''Çok gezen mi bilir çok okuyan mı?'' Ne yalnızca çok gezen ne de yalnızca çok okuyan bilir. Bilmek için çok gezmenin yanında çok da okumak gerekir. Çünkü gezmek bir uygulamaysa okumak onun kavramıdır. Uygulama, deneme yanılmayla değil de önceki deneme yanılmaların, deneyimlerin sonucu olan kuramla gerçekleşirse daha başarılı olur. Örneğin, bir yeri gezmek sözkonusu olduğunda yalnızca o yere ilişkin yazılanları okumak o yeri tanımayı sağlamaz. Aynı biçimde o yere ilişkin hiçbir şey okumadan o yeri gezmek bakan kör gözlerle dolanmaktır.

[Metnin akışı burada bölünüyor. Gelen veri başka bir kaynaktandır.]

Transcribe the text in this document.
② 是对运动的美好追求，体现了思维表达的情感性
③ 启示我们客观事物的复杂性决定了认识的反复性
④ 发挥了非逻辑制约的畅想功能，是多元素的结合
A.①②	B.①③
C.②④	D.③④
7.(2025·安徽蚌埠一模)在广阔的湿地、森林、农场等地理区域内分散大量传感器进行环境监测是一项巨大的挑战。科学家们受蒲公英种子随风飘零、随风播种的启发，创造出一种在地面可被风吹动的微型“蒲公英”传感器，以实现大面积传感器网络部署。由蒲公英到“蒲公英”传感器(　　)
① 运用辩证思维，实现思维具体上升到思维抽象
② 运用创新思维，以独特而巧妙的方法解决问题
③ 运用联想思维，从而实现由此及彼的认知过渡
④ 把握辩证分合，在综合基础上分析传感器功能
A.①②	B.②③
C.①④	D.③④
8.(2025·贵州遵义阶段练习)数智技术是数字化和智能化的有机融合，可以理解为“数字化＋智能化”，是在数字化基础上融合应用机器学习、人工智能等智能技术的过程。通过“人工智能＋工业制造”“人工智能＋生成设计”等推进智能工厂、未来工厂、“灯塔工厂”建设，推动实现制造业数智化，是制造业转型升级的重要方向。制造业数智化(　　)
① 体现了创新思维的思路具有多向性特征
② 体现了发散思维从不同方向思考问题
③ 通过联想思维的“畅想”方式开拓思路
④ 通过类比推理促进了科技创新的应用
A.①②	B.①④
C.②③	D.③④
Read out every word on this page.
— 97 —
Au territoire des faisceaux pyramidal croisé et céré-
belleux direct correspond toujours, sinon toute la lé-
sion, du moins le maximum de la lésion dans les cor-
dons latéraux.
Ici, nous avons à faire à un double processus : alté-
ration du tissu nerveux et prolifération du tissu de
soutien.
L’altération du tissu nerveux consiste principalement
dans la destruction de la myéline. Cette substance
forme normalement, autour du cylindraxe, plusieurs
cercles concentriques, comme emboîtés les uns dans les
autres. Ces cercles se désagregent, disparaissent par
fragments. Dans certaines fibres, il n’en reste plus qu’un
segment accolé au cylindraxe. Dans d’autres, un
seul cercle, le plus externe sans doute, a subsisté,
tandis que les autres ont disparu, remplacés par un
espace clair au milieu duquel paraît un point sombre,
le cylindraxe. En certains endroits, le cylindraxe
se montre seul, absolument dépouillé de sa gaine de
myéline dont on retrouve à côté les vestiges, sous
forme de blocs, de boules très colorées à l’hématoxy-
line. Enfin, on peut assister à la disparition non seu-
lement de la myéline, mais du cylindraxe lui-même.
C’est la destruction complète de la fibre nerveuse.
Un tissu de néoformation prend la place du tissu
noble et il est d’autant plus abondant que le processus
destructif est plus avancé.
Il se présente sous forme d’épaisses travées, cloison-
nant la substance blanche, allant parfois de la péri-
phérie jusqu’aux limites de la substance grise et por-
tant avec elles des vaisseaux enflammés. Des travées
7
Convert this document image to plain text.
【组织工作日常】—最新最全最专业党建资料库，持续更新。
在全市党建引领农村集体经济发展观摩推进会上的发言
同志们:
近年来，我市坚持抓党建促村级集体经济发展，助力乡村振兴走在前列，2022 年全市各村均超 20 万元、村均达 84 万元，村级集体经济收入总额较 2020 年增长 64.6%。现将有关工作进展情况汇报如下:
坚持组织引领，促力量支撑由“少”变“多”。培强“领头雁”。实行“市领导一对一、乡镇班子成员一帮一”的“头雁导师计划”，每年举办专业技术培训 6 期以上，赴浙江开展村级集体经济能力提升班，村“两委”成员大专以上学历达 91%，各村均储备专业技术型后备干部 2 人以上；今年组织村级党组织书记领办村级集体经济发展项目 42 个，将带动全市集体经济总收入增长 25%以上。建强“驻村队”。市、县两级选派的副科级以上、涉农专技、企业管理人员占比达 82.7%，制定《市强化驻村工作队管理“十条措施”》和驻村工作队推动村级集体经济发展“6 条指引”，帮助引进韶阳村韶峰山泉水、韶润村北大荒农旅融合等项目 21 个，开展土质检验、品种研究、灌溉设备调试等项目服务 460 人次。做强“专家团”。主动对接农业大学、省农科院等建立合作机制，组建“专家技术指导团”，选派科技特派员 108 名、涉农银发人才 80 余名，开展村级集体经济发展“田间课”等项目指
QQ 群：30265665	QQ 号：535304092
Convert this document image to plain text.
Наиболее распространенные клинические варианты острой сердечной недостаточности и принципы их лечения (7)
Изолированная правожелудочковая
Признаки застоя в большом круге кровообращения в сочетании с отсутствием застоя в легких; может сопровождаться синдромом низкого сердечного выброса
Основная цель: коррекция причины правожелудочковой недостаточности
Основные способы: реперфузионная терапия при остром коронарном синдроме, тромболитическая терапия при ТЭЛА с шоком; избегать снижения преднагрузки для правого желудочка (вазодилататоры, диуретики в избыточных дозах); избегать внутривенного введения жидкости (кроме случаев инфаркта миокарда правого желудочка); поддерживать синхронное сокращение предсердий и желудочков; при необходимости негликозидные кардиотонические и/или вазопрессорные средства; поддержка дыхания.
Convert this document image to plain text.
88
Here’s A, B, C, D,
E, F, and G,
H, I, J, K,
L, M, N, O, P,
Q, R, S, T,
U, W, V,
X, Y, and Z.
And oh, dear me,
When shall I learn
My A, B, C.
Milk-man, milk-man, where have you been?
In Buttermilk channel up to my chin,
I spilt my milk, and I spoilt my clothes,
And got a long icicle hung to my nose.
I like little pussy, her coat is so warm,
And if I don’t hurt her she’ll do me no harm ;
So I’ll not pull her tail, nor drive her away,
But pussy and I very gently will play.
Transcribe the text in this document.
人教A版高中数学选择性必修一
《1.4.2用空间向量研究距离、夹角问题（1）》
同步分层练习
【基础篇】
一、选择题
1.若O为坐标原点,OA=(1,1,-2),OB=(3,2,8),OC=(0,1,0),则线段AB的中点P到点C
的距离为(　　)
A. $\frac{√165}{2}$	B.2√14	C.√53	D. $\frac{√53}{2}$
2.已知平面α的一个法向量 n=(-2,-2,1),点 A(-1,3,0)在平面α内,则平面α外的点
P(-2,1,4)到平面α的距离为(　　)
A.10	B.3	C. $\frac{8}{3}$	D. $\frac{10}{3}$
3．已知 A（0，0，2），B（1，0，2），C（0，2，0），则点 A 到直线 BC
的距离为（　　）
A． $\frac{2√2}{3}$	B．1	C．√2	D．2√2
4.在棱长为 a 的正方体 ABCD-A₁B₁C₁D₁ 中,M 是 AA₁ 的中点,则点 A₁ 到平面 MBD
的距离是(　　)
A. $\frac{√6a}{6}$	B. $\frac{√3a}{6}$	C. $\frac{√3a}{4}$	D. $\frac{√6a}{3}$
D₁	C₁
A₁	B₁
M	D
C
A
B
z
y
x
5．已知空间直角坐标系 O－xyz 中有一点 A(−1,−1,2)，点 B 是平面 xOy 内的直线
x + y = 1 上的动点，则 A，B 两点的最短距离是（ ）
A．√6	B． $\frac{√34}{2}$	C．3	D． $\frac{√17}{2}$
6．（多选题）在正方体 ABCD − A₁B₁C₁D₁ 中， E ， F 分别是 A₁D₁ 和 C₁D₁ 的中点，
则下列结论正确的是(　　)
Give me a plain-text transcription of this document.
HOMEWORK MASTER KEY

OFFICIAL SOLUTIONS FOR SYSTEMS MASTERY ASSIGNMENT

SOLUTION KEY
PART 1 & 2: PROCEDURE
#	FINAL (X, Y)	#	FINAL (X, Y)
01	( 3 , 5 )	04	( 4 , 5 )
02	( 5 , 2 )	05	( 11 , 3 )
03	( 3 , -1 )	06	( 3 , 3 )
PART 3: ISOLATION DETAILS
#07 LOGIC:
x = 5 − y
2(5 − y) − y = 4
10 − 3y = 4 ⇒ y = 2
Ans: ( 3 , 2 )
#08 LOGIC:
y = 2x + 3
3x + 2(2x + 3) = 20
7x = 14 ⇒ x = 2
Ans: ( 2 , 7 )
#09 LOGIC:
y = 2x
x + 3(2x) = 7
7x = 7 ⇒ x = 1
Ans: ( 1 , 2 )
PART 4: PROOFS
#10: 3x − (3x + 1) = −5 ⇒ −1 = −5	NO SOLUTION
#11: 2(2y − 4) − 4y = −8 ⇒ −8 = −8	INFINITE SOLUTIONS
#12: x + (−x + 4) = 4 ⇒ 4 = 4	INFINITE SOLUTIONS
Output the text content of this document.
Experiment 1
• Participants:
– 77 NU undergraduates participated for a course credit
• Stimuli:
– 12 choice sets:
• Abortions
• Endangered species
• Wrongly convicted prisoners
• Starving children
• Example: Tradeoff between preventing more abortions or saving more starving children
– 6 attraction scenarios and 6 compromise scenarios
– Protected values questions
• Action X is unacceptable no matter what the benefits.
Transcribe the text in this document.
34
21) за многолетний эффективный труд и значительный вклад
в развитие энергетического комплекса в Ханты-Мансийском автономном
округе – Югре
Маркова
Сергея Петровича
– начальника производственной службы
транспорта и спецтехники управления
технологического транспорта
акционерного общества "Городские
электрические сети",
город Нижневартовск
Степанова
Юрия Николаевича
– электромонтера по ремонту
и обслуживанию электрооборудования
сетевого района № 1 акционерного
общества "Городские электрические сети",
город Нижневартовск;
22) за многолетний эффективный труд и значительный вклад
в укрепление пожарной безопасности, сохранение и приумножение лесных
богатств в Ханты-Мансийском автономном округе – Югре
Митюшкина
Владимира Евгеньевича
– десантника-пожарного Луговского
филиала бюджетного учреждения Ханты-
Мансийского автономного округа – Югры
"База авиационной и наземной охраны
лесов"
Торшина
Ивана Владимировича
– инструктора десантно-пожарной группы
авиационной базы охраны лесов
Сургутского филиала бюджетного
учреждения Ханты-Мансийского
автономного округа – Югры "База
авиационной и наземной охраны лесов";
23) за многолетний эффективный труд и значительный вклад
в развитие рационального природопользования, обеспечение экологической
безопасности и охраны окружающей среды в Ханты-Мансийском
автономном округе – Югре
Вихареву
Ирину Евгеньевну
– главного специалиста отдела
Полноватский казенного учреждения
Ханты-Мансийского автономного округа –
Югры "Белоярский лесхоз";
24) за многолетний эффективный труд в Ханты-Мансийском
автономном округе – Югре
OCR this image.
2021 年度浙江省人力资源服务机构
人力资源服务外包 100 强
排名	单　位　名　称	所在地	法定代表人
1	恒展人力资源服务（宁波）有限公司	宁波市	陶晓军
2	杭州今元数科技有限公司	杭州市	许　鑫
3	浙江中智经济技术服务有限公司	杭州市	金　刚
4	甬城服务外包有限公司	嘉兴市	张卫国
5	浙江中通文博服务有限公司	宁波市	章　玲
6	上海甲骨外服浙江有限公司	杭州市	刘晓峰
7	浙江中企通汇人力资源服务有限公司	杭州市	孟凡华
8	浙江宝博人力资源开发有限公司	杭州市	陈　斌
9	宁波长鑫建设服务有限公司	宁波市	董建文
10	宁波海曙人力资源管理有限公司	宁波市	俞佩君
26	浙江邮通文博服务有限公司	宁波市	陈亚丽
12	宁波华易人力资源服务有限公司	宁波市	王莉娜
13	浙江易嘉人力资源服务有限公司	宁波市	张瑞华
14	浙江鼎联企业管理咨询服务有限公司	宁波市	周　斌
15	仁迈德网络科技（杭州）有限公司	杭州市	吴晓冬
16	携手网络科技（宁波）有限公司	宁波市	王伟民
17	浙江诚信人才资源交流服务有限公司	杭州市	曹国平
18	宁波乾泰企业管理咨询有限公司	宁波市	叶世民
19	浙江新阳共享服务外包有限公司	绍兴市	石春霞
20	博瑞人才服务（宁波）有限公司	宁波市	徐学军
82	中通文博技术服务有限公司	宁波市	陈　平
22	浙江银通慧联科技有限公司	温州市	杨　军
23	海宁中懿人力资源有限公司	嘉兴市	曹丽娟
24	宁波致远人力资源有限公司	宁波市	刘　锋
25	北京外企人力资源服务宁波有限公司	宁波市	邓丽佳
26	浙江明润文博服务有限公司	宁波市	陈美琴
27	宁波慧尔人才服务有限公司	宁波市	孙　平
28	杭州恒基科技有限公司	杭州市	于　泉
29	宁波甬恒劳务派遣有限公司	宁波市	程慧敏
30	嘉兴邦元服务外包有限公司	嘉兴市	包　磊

Bir kenti gezmekse en zorudur. Çünkü kentler iktisat, kültür, sanat, ... gibi birçok olgunun iç içe geçtiği karmaşık yerlerdir. Bu yüzden bir kenti iyi bilebilmek o kenti farklı olgular açısından birçok sefer gezmeyi gerektirir. Buna koşut olarak o kente ilişkin çok okumayı da.
Bu kitap, kentleri ''Devrim Tarihi(leri)'' açısından tanıtan gezi yazılarından oluşmakta. Bu yönüyle alışagelmiş gezi kitaplarının ötesindedir. Ayrıca kentlere ilişkin simgeleri vermekle yetinmez, şiirsel diliyle devrimci imgeler de yaratmayı amaçlar.